In [2]:
import matplotlib.pyplot as plt
%matplotlib inline

# load data
# The result will be two lists of tuples, processed_training_data and processed_testing_data.
# Each tuple in the list will have only two parts: data and label (in that order)
# The data is a list of numerical attributes stored as floats.
# The label is a single float that represents the label.
with open("iris_train.data", 'r') as raw_training_data:
    processed_training_data = [[float(x) for x in str.split(raw_datum, ",")] for raw_datum in raw_training_data]
    processed_training_data = [(datapoint[0:-2], datapoint[-1]) for datapoint in processed_training_data]

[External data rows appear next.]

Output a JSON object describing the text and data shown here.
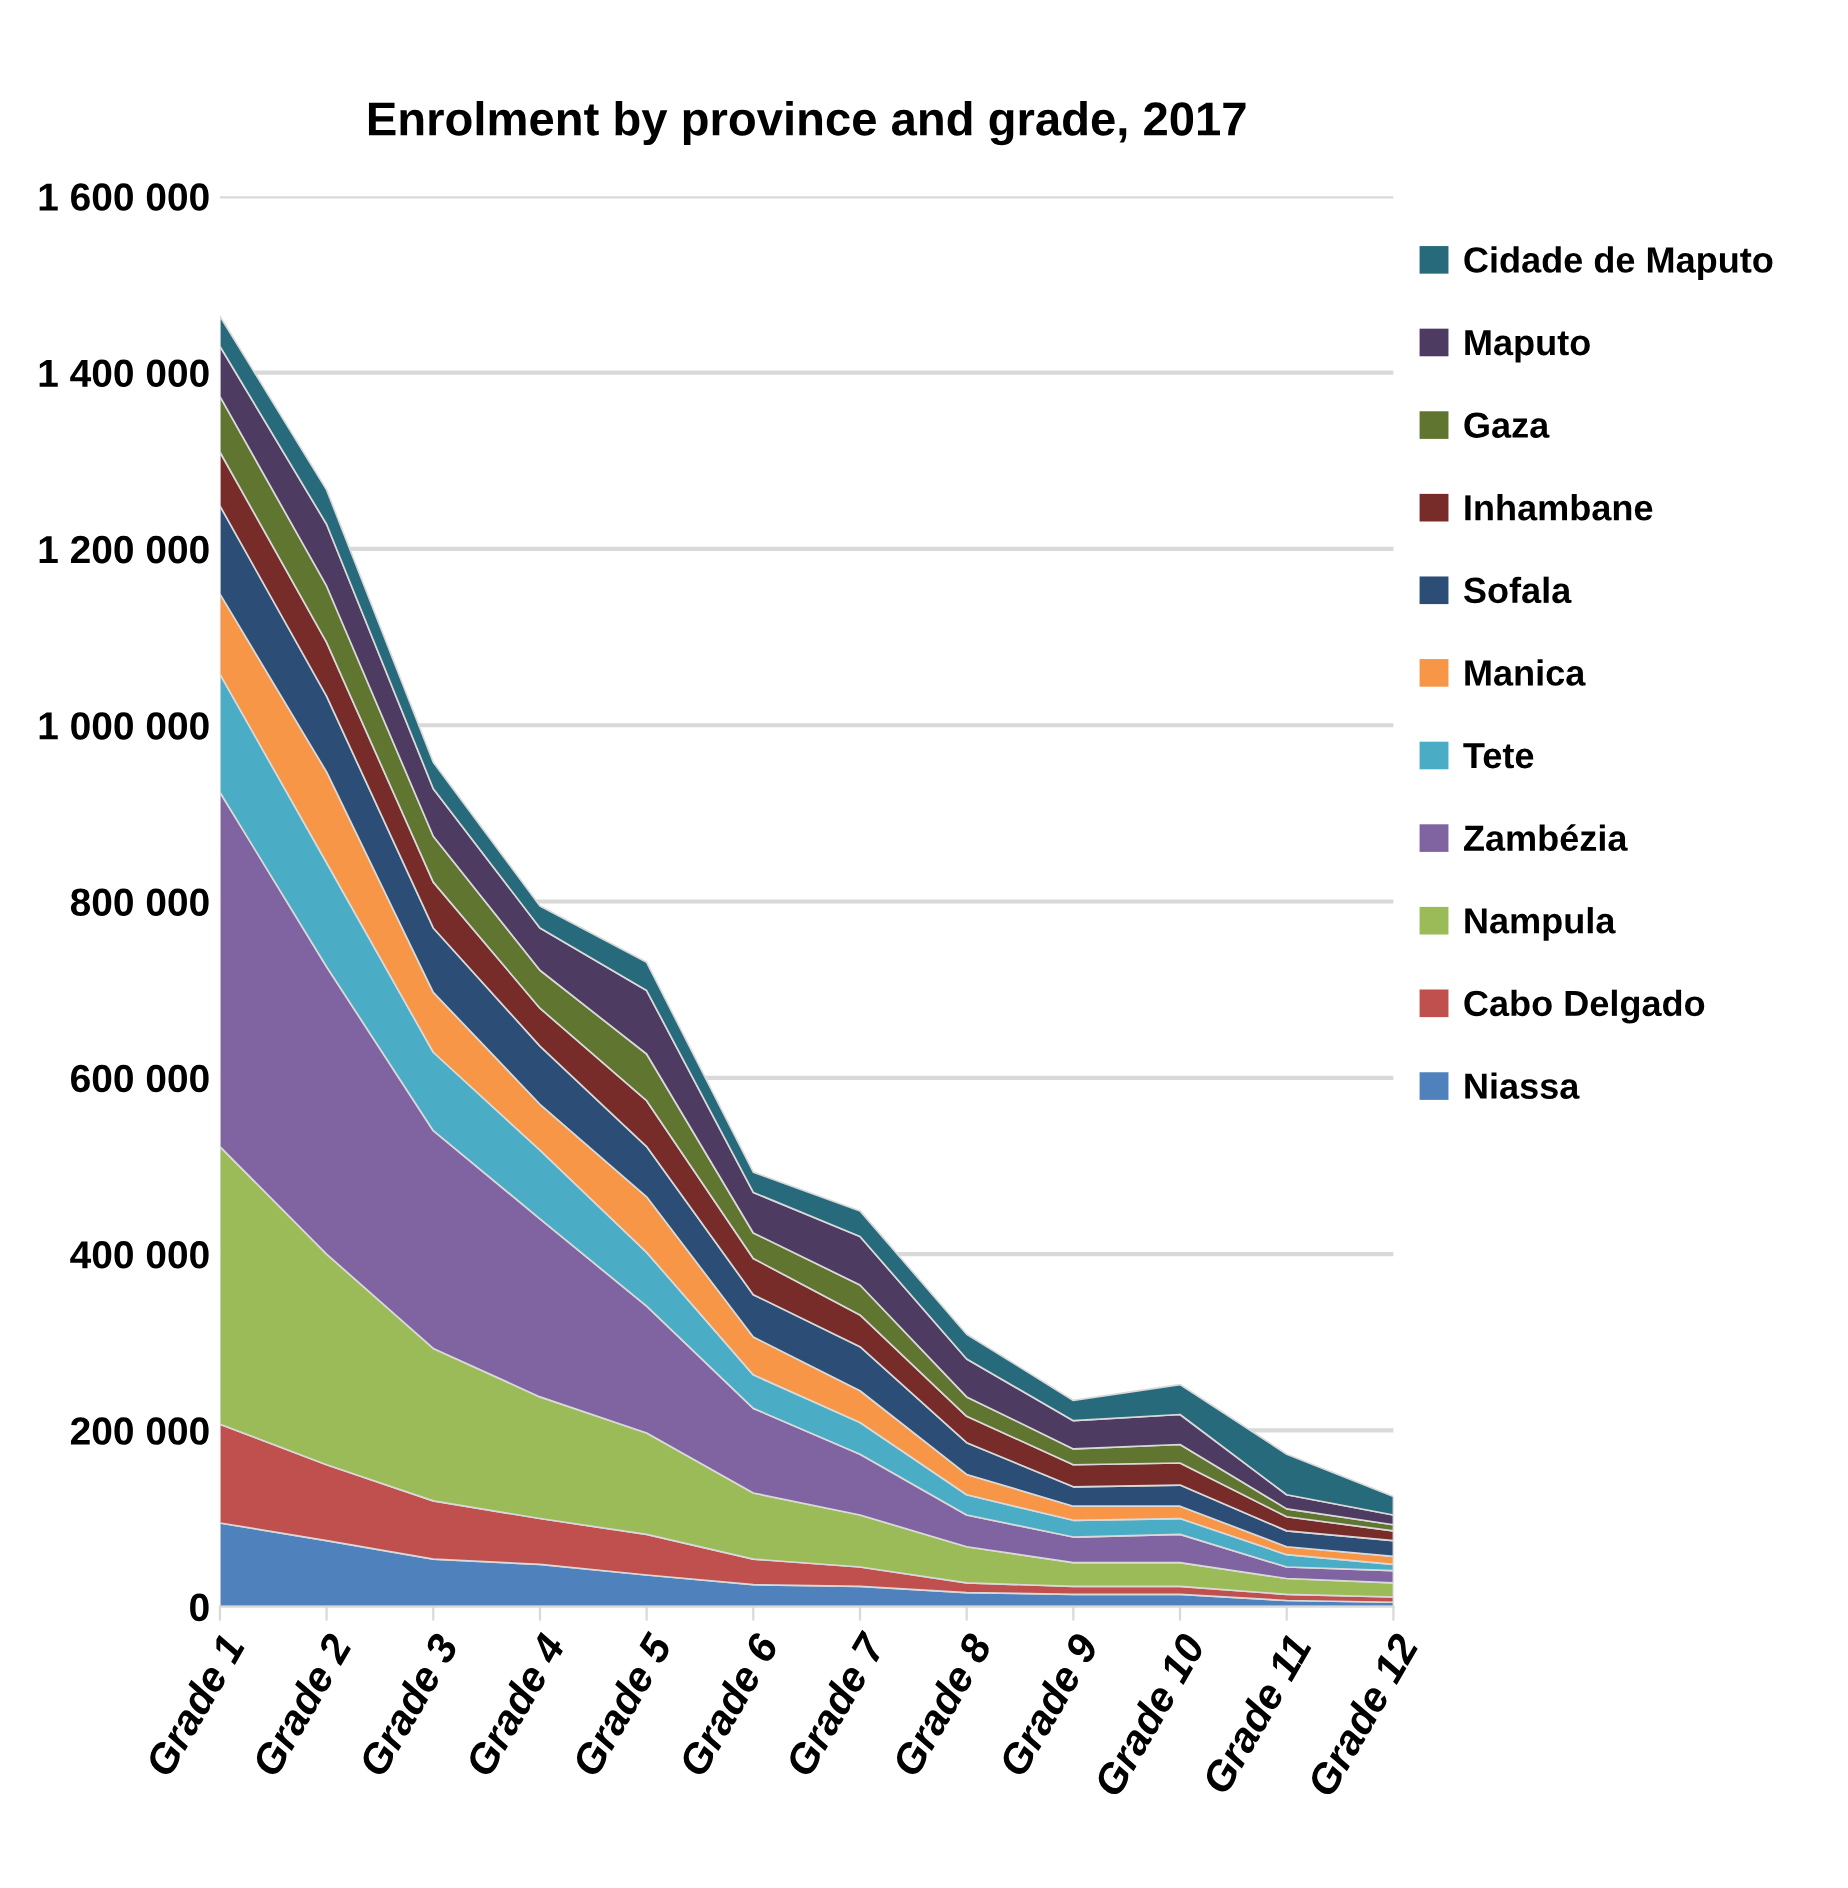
{
  "chart_data": {
    "type": "area",
    "stacked": true,
    "title": "Enrolment by province and grade, 2017",
    "categories": [
      "Grade 1",
      "Grade 2",
      "Grade 3",
      "Grade 4",
      "Grade 5",
      "Grade 6",
      "Grade 7",
      "Grade 8",
      "Grade 9",
      "Grade 10",
      "Grade 11",
      "Grade 12"
    ],
    "ylim": [
      0,
      1600000
    ],
    "yticks": [
      {
        "value": 0,
        "label": "0"
      },
      {
        "value": 200000,
        "label": "200 000"
      },
      {
        "value": 400000,
        "label": "400 000"
      },
      {
        "value": 600000,
        "label": "600 000"
      },
      {
        "value": 800000,
        "label": "800 000"
      },
      {
        "value": 1000000,
        "label": "1 000 000"
      },
      {
        "value": 1200000,
        "label": "1 200 000"
      },
      {
        "value": 1400000,
        "label": "1 400 000"
      },
      {
        "value": 1600000,
        "label": "1 600 000"
      }
    ],
    "grid": "y",
    "legend": "right",
    "series": [
      {
        "name": "Niassa",
        "color": "#4f81bd",
        "values": [
          95000,
          75000,
          54000,
          48000,
          36000,
          25000,
          23000,
          16000,
          14000,
          14000,
          7000,
          5000
        ]
      },
      {
        "name": "Cabo Delgado",
        "color": "#c0504d",
        "values": [
          112000,
          86000,
          66000,
          52000,
          46000,
          29000,
          22000,
          11000,
          9000,
          9000,
          7000,
          6000
        ]
      },
      {
        "name": "Nampula",
        "color": "#9bbb59",
        "values": [
          315000,
          239000,
          173000,
          138000,
          115000,
          75000,
          59000,
          41000,
          27000,
          27000,
          18000,
          16000
        ]
      },
      {
        "name": "Zambézia",
        "color": "#8064a2",
        "values": [
          402000,
          326000,
          247000,
          202000,
          144000,
          96000,
          69000,
          36000,
          29000,
          32000,
          13000,
          14000
        ]
      },
      {
        "name": "Tete",
        "color": "#4bacc6",
        "values": [
          134000,
          118000,
          89000,
          78000,
          61000,
          38000,
          36000,
          23000,
          19000,
          18000,
          14000,
          7000
        ]
      },
      {
        "name": "Manica",
        "color": "#f79646",
        "values": [
          91000,
          103000,
          68000,
          52000,
          63000,
          43000,
          36000,
          23000,
          16000,
          14000,
          9000,
          9000
        ]
      },
      {
        "name": "Sofala",
        "color": "#2c4d75",
        "values": [
          100000,
          86000,
          73000,
          66000,
          57000,
          48000,
          50000,
          36000,
          22000,
          24000,
          18000,
          18000
        ]
      },
      {
        "name": "Inhambane",
        "color": "#772c2a",
        "values": [
          61000,
          61000,
          52000,
          43000,
          52000,
          41000,
          36000,
          30000,
          25000,
          25000,
          16000,
          11000
        ]
      },
      {
        "name": "Gaza",
        "color": "#5f7530",
        "values": [
          63000,
          64000,
          52000,
          43000,
          53000,
          29000,
          34000,
          22000,
          18000,
          21000,
          9000,
          7000
        ]
      },
      {
        "name": "Maputo",
        "color": "#4d3b62",
        "values": [
          57000,
          70000,
          54000,
          48000,
          72000,
          46000,
          55000,
          43000,
          32000,
          34000,
          16000,
          11000
        ]
      },
      {
        "name": "Cidade de Maputo",
        "color": "#276a7c",
        "values": [
          34000,
          39000,
          30000,
          25000,
          32000,
          23000,
          29000,
          28000,
          23000,
          34000,
          46000,
          21000
        ]
      }
    ]
  }
}
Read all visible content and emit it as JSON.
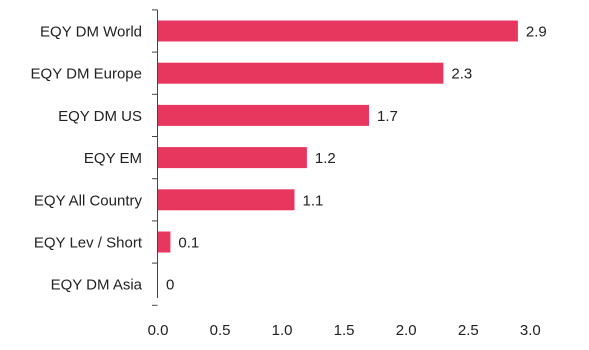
{
  "chart_data": {
    "type": "bar",
    "orientation": "horizontal",
    "categories": [
      "EQY DM World",
      "EQY DM Europe",
      "EQY DM US",
      "EQY EM",
      "EQY All Country",
      "EQY Lev / Short",
      "EQY DM Asia"
    ],
    "values": [
      2.9,
      2.3,
      1.7,
      1.2,
      1.1,
      0.1,
      0
    ],
    "value_labels": [
      "2.9",
      "2.3",
      "1.7",
      "1.2",
      "1.1",
      "0.1",
      "0"
    ],
    "x_ticks": [
      "0.0",
      "0.5",
      "1.0",
      "1.5",
      "2.0",
      "2.5",
      "3.0"
    ],
    "xlim": [
      0,
      3.4
    ],
    "title": "",
    "xlabel": "",
    "ylabel": "",
    "grid": false,
    "legend": "none",
    "bar_color": "#e8375f",
    "axis_color": "#444444"
  }
}
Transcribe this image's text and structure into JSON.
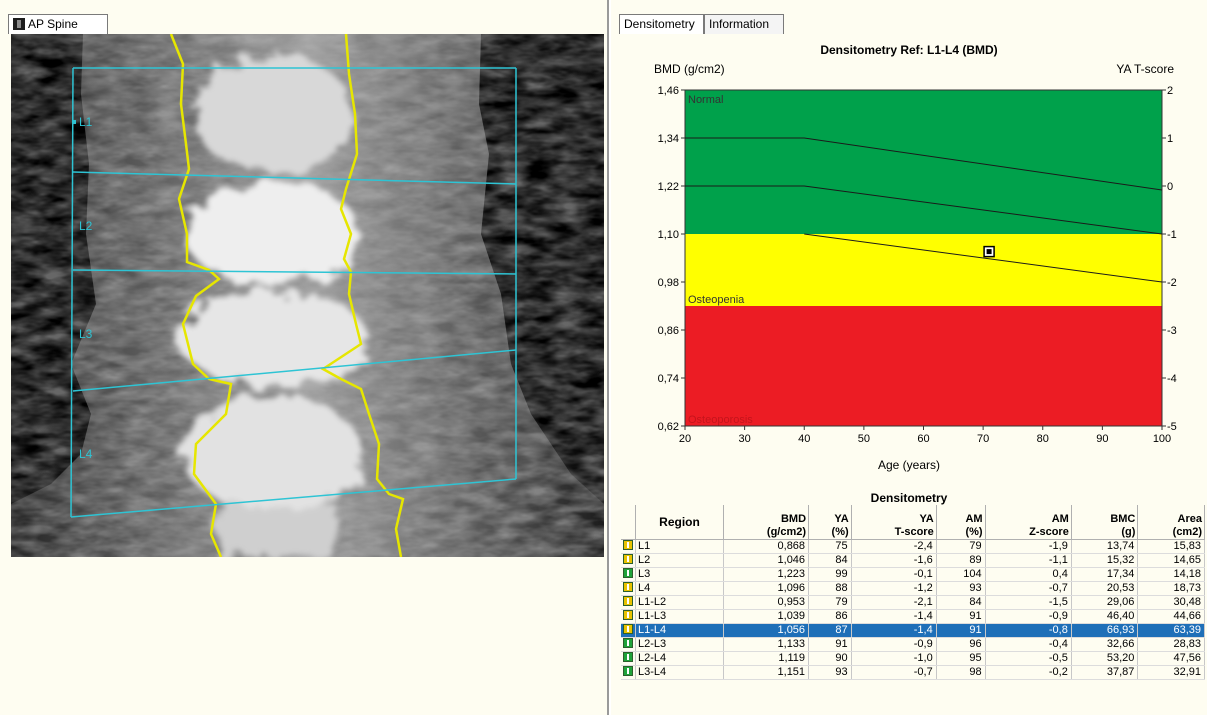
{
  "left": {
    "tab_label": "AP Spine",
    "vertebra_labels": [
      "L1",
      "L2",
      "L3",
      "L4"
    ]
  },
  "right": {
    "tabs": [
      "Densitometry",
      "Information"
    ],
    "chart_title": "Densitometry Ref: L1-L4 (BMD)",
    "y_title_left": "BMD (g/cm2)",
    "y_title_right": "YA T-score",
    "x_title": "Age (years)",
    "zone_labels": [
      "Normal",
      "Osteopenia",
      "Osteoporosis"
    ],
    "table_title": "Densitometry"
  },
  "colors": {
    "normal": "#00a14b",
    "osteopenia": "#ffff00",
    "osteoporosis": "#ec1c24",
    "roi_line": "#2ec4d4",
    "bone_edge": "#e6e600",
    "selected_row": "#1e6fb8"
  },
  "chart_data": {
    "type": "line",
    "title": "Densitometry Ref: L1-L4 (BMD)",
    "xlabel": "Age (years)",
    "ylabel": "BMD (g/cm2)",
    "y2label": "YA T-score",
    "xlim": [
      20,
      100
    ],
    "ylim": [
      0.62,
      1.46
    ],
    "x_ticks": [
      "20",
      "30",
      "40",
      "50",
      "60",
      "70",
      "80",
      "90",
      "100"
    ],
    "y_ticks": [
      "0,62",
      "0,74",
      "0,86",
      "0,98",
      "1,10",
      "1,22",
      "1,34",
      "1,46"
    ],
    "y2_ticks": [
      "-5",
      "-4",
      "-3",
      "-2",
      "-1",
      "0",
      "1",
      "2"
    ],
    "zones": [
      {
        "name": "Normal",
        "from": 1.1,
        "to": 1.46
      },
      {
        "name": "Osteopenia",
        "from": 0.92,
        "to": 1.1
      },
      {
        "name": "Osteoporosis",
        "from": 0.62,
        "to": 0.92
      }
    ],
    "reference_lines": [
      {
        "x": [
          20,
          40,
          100
        ],
        "y": [
          1.34,
          1.34,
          1.21
        ]
      },
      {
        "x": [
          20,
          40,
          100
        ],
        "y": [
          1.22,
          1.22,
          1.1
        ]
      },
      {
        "x": [
          40,
          100
        ],
        "y": [
          1.1,
          0.98
        ]
      }
    ],
    "patient_point": {
      "x": 71,
      "y": 1.056
    }
  },
  "table": {
    "headers": [
      {
        "line1": "",
        "line2": "Region"
      },
      {
        "line1": "BMD",
        "line2": "(g/cm2)"
      },
      {
        "line1": "YA",
        "line2": "(%)"
      },
      {
        "line1": "YA",
        "line2": "T-score"
      },
      {
        "line1": "AM",
        "line2": "(%)"
      },
      {
        "line1": "AM",
        "line2": "Z-score"
      },
      {
        "line1": "BMC",
        "line2": "(g)"
      },
      {
        "line1": "Area",
        "line2": "(cm2)"
      }
    ],
    "rows": [
      {
        "icon_color": "#e8c200",
        "cells": [
          "L1",
          "0,868",
          "75",
          "-2,4",
          "79",
          "-1,9",
          "13,74",
          "15,83"
        ]
      },
      {
        "icon_color": "#e8c200",
        "cells": [
          "L2",
          "1,046",
          "84",
          "-1,6",
          "89",
          "-1,1",
          "15,32",
          "14,65"
        ]
      },
      {
        "icon_color": "#1fa33a",
        "cells": [
          "L3",
          "1,223",
          "99",
          "-0,1",
          "104",
          "0,4",
          "17,34",
          "14,18"
        ]
      },
      {
        "icon_color": "#e8c200",
        "cells": [
          "L4",
          "1,096",
          "88",
          "-1,2",
          "93",
          "-0,7",
          "20,53",
          "18,73"
        ]
      },
      {
        "icon_color": "#e8c200",
        "cells": [
          "L1-L2",
          "0,953",
          "79",
          "-2,1",
          "84",
          "-1,5",
          "29,06",
          "30,48"
        ]
      },
      {
        "icon_color": "#e8c200",
        "cells": [
          "L1-L3",
          "1,039",
          "86",
          "-1,4",
          "91",
          "-0,9",
          "46,40",
          "44,66"
        ]
      },
      {
        "icon_color": "#e8c200",
        "selected": true,
        "cells": [
          "L1-L4",
          "1,056",
          "87",
          "-1,4",
          "91",
          "-0,8",
          "66,93",
          "63,39"
        ]
      },
      {
        "icon_color": "#1fa33a",
        "cells": [
          "L2-L3",
          "1,133",
          "91",
          "-0,9",
          "96",
          "-0,4",
          "32,66",
          "28,83"
        ]
      },
      {
        "icon_color": "#1fa33a",
        "cells": [
          "L2-L4",
          "1,119",
          "90",
          "-1,0",
          "95",
          "-0,5",
          "53,20",
          "47,56"
        ]
      },
      {
        "icon_color": "#1fa33a",
        "cells": [
          "L3-L4",
          "1,151",
          "93",
          "-0,7",
          "98",
          "-0,2",
          "37,87",
          "32,91"
        ]
      }
    ]
  }
}
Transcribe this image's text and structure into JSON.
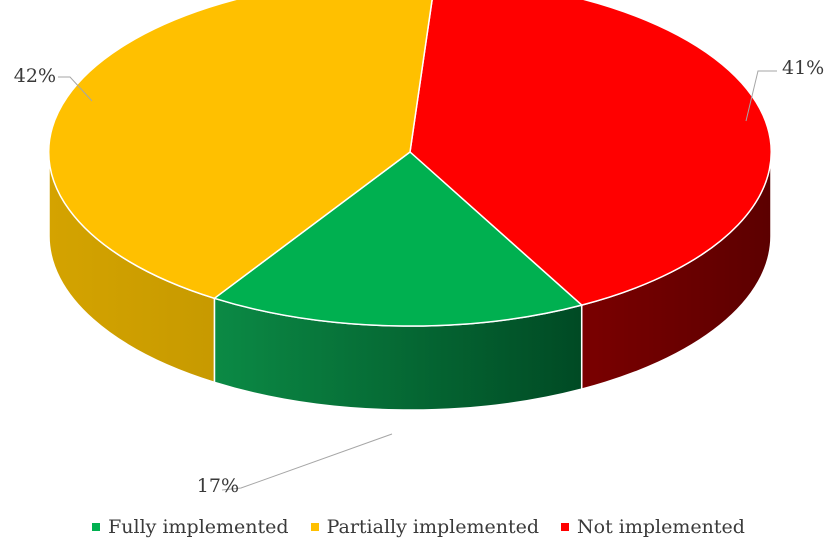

with open("iris_test.data", 'r') as raw_test_data:
    processed_test_data = [[float(x) for x in str.split(raw_datum, ",")] for raw_datum in raw_test_data]
    processed_test_data = [(datapoint[0:-2], datapoint[-1]) for datapoint in processed_test_data]

In [3]:
def distance(vec1, vec2):
    # calculate the distance between two vectors, or data points. 
    pass;

def majority_vote(labels):
    # labels is expected to be a list of labels (in this case floats) from nearest to furtherest.
    # Figure out which label is most represented and what to do if there are ties. 
    # Hint: import Counter
    pass;

def knn_classify(k, labeled_points, new_point):
    # k is an int
    # labeled_points will most likely be the training_data, whose format is described above.
    # new_point will be a list of numerical attributes that represents a new, unlabelled data point.
    pass;

In [4]:
def run_test(test_data_entry, k=1):
    predicted_label = knn_classify(k, processed_training_data, test_data_entry[0])
    given_label = test_data_entry[1]
    return (1 if given_label == predicted_label else 0, predicted_label, given_label);

full_test_results = [run_test(datum) for datum in processed_test_data]
test_results = [result[0] for result in full_test_results]
accuracy = float(sum(test_results)) / len(test_results)
print """Accuracy = %0.2f"""%(accuracy)


Accuracy = 0.00

In [5]:
K_RANGE = range(1, 120)
accuracy_for_k = range(0, len(K_RANGE)) # Only as placeholder
for idx, k in enumerate(K_RANGE):
    test_results = [run_test(datum, k)[0] for datum in processed_test_data]
    accuracy_for_k[idx] = float(sum(test_results)) / len(test_results)
    
plt.plot(K_RANGE, accuracy_for_k)


Out[5]:
[<matplotlib.lines.Line2D at 0x7b4df28>]